Treasury notes fell for a third straight day on a report showing U.S. economic growth exceeded forecasts last quarter and as global stocks rallied.
Yields reached the highest in more than a week as traders added to bets that the economy is strong enough to convince the Federal Reserve to raise interest rates as soon as next month, even after the recent global market turmoil. Prices fell on notes maturing in two through 10 years.
“The economic data suggest that things are on the right track,” said Thomas Simons, a government-debt economist in New York at Jefferies Group LLC, one of 22 primary dealers that trade with the Fed. “If commodities can stabilize, everything will look right with the world.”
The benchmark two-year yield rose two basis points, or 0.02 percentage point, to 0.69 percent as of 5 p.m. in New York, according to Bloomberg Bond Trader data. The 0.625 percent security due in August 2017 fell 1/32, or 31 cents per $1,000 face amount, to 99 7/8.

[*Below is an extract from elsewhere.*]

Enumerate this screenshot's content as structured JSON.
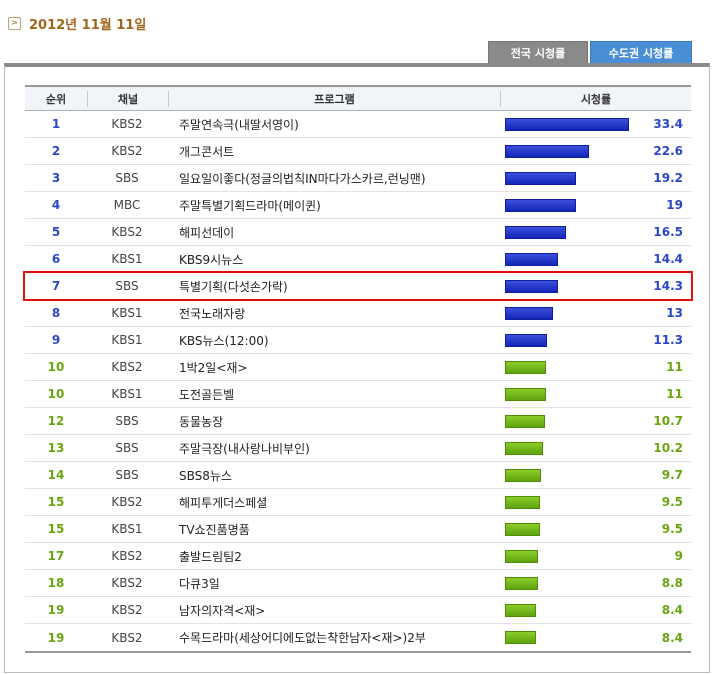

The 30-year bond advanced, halting a three-day decline. The prospect of the Fed’s first interest-rate increase in nearly a decade damped expectations for inflation, and can erode longer-maturity bonds’ fixed payments.
Global stocks gained Thursday. China’s government resumed its intervention in its stock markets and has been selling Treasuries this month to raise dollars needed to support the yuan, according to people familiar with the matter.
Traders are pricing in a 53 percent chance of a Fed boost before the end of this year, up from 46 percent two days ago, assuming the benchmark will average 0.375 percent after the first rise.
Seven-year Treasuries pared declines after the government sold $29 billion of the securities at a lower-than-expected yield of 1.93 percent. The security was forecast to draw a yield of 1.934 percent, according to a Bloomberg News survey of eight primary dealers. The bid-to-cover ratio was 2.53, above the average of 2.46 over the past year.
The nation’s gross domestic product rose at a 3.7 percent annualized rate from April to June, exceeding all estimates of economists surveyed by Bloomberg and up from the 2.3 percent rate the Commerce Department reported last month.
“We’re on pretty solid footing here domestically,” said Michael Lorizio, a Boston-based fixed-income trader at Manulife Asset Management, which oversees $302 billion. “Combine that with a risk-on mentality in stocks, and that makes sense” as far as why Treasuries are selling off.